79話--食糧問題--


 カレンにこっそりと耳打ちする。

 

「追跡できる魔法とかって使えたりする?」

「ん。使える。任せて」


 クリスさんの手を縛っていたロープをカレンが短剣で切った。

 その際に背中に手を当てて少しだけ魔力を流したのが分かった。

 ……注視して見ていないと何をしたか分からないぐらいの精度だ。

 

 魔法のスキル持ちである沙耶は気が付いたようで私たちを見て小さく頷いた。

 

「組織の犬さん、もう帰っていいよ」

「……なんだか怪しいのだけれども、私を逃がすことで貴女たちに何のメリットが?」


 疑い深く私たちに視線を送った。

 正直に追跡魔法を付けてます! などと言う訳にはいかず、何て帰そうか悩んでいると沙耶が口を開いた。

 

「え、死にたかったなら言ってくれれば良かったのに……七海さん、私の杖持ってきて~」

「了解っすー」

「あっ、うん! 逃がしてくれるならそれに越したことはないわね! もう会うことは無いでしょうけど、さようなら!!」


 真顔で沙耶が言い放った。

 冗談交じりではあったが、クリスさんがその場に留まっていたら本気で殺すつもりの顔だった。

 5年という月日はこうも人を変えてしまうのか……。

 

「お姉ちゃんが全然帰ってこなかったせいで荒んだんだよ?」

「……何で考えてたことが分かったの?」

「顔に出てるっす。なんかやけに遠い目をしてたっすよ」


 目の笑っていない笑顔で私の顔を覗き込んでくる沙耶に少しばかり戦慄を覚えたのは言うまでもない。

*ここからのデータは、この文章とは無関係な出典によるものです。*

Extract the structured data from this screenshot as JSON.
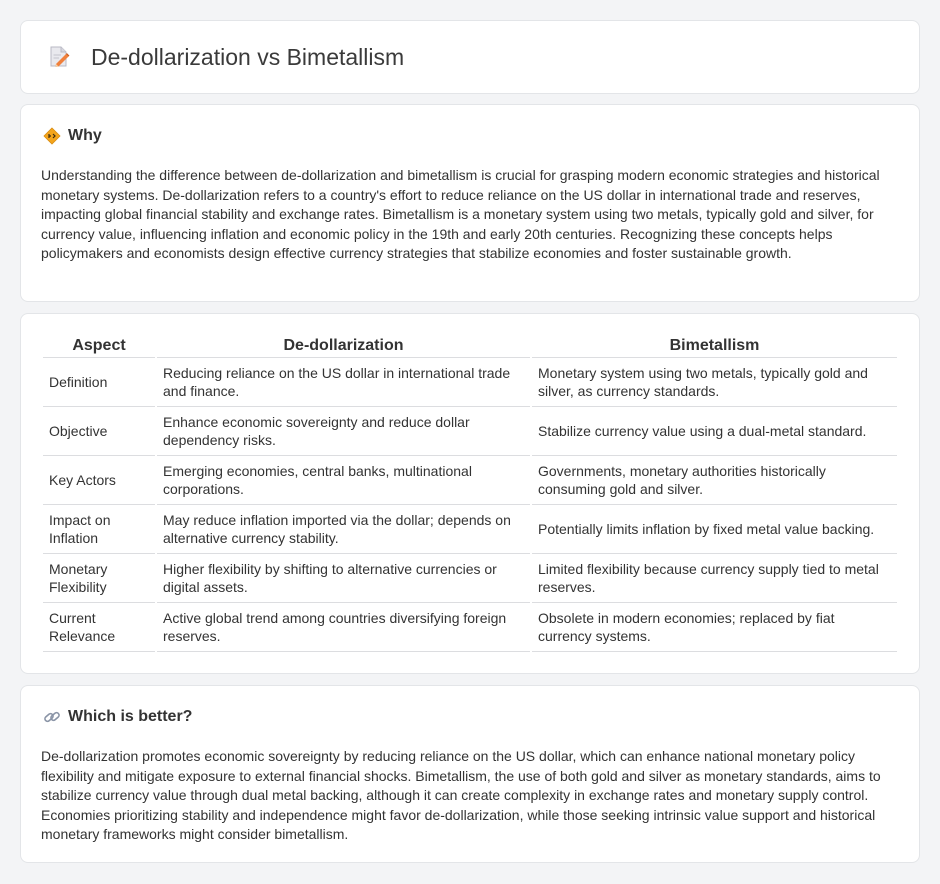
{
  "header": {
    "title": "De-dollarization vs Bimetallism",
    "icon": "document-pencil-icon"
  },
  "why": {
    "heading": "Why",
    "icon": "diamond-sign-icon",
    "text": "Understanding the difference between de-dollarization and bimetallism is crucial for grasping modern economic strategies and historical monetary systems. De-dollarization refers to a country's effort to reduce reliance on the US dollar in international trade and reserves, impacting global financial stability and exchange rates. Bimetallism is a monetary system using two metals, typically gold and silver, for currency value, influencing inflation and economic policy in the 19th and early 20th centuries. Recognizing these concepts helps policymakers and economists design effective currency strategies that stabilize economies and foster sustainable growth."
  },
  "table": {
    "headers": [
      "Aspect",
      "De-dollarization",
      "Bimetallism"
    ],
    "rows": [
      [
        "Definition",
        "Reducing reliance on the US dollar in international trade and finance.",
        "Monetary system using two metals, typically gold and silver, as currency standards."
      ],
      [
        "Objective",
        "Enhance economic sovereignty and reduce dollar dependency risks.",
        "Stabilize currency value using a dual-metal standard."
      ],
      [
        "Key Actors",
        "Emerging economies, central banks, multinational corporations.",
        "Governments, monetary authorities historically consuming gold and silver."
      ],
      [
        "Impact on Inflation",
        "May reduce inflation imported via the dollar; depends on alternative currency stability.",
        "Potentially limits inflation by fixed metal value backing."
      ],
      [
        "Monetary Flexibility",
        "Higher flexibility by shifting to alternative currencies or digital assets.",
        "Limited flexibility because currency supply tied to metal reserves."
      ],
      [
        "Current Relevance",
        "Active global trend among countries diversifying foreign reserves.",
        "Obsolete in modern economies; replaced by fiat currency systems."
      ]
    ]
  },
  "better": {
    "heading": "Which is better?",
    "icon": "link-icon",
    "text": "De-dollarization promotes economic sovereignty by reducing reliance on the US dollar, which can enhance national monetary policy flexibility and mitigate exposure to external financial shocks. Bimetallism, the use of both gold and silver as monetary standards, aims to stabilize currency value through dual metal backing, although it can create complexity in exchange rates and monetary supply control. Economies prioritizing stability and independence might favor de-dollarization, while those seeking intrinsic value support and historical monetary frameworks might consider bimetallism."
  }
}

 このまま沙耶の圧に流されて立つ瀬がなくなり、尻に敷かれてしまう未来も遠くはないのだろうか……。

 そうなる前に姉としての威厳を取り戻さねば……!

 

『愛の神が腕を組んで頷いています』

『全能の神が後方親面で腕を組んでいます』


 私がこっちに帰ってきてから神たちがまた活発にメッセージを送ってくるようになった。

 ……暇なのだろうか。

 画面を消して沙耶の頭をくしゃくしゃにしながら次にすべきことを考える。

 魔力を一瞬だけ広範囲に、誰にも影響がないような濃度で放出する。

 

 魔力を持つモノすべては自分の魔力と違う魔力が当たった時、その魔力を反発する性質がある。

 それを利用して周囲にあるダンジョンの位置を特定する算段だ。

 原理的には魚探やソナーに近い。

 

 問題があるとすれば魔力の扱いに慣れている者であれば発信源を簡単に見つけることができてしまうため、お互いの位置が分からない状態とかで索敵として使用するのはオススメしない。

 自分がここに居ますよ! と大声で叫んでいるようなものだ。

 索敵として使うのであればこっちの位置が完全にバレていて自分は相手の位置が分からない時ぐらいだろう。

 

「お姉ちゃん何してるの……?」

「あぁ、ごめん。この周囲にあるダンジョンの位置を特定してた」

「なるほど……魔力にそんな使い方があったんだね」


 沙耶がポケットからメモ帳を取り出して書き込んだ。

 後ろから少し覗いてみたが左側のページに「お姉ちゃんが居なくなって1829日」と書いてあって何だか申し訳ない気持ちになった。

 

 そうこうしている間にダンジョンの位置が特定できたので周辺の地図を出してもらってマークしていく。

 拠点となっている私の実家の半径5kmは石壁で覆われていてダンジョンも見つからなかった。

 整備はしていたのだろう。

 

「ここと……ここ、あと……」

「戦闘系のスキル持ちがおおかったときは攻撃隊とか組んで遠征してダンジョンを攻略してたんだけどね……」

「他の拠点に引き抜かれたりモンスターにやられて戦えなくなっちゃったりでこの拠点守るので精一杯になったんすよねぇ」

「人は無限にいるわけじゃないですからね……」


 周辺にも拠点はあるらしいが結構距離が離れていて気軽に行き来できる距離には無いそうだ。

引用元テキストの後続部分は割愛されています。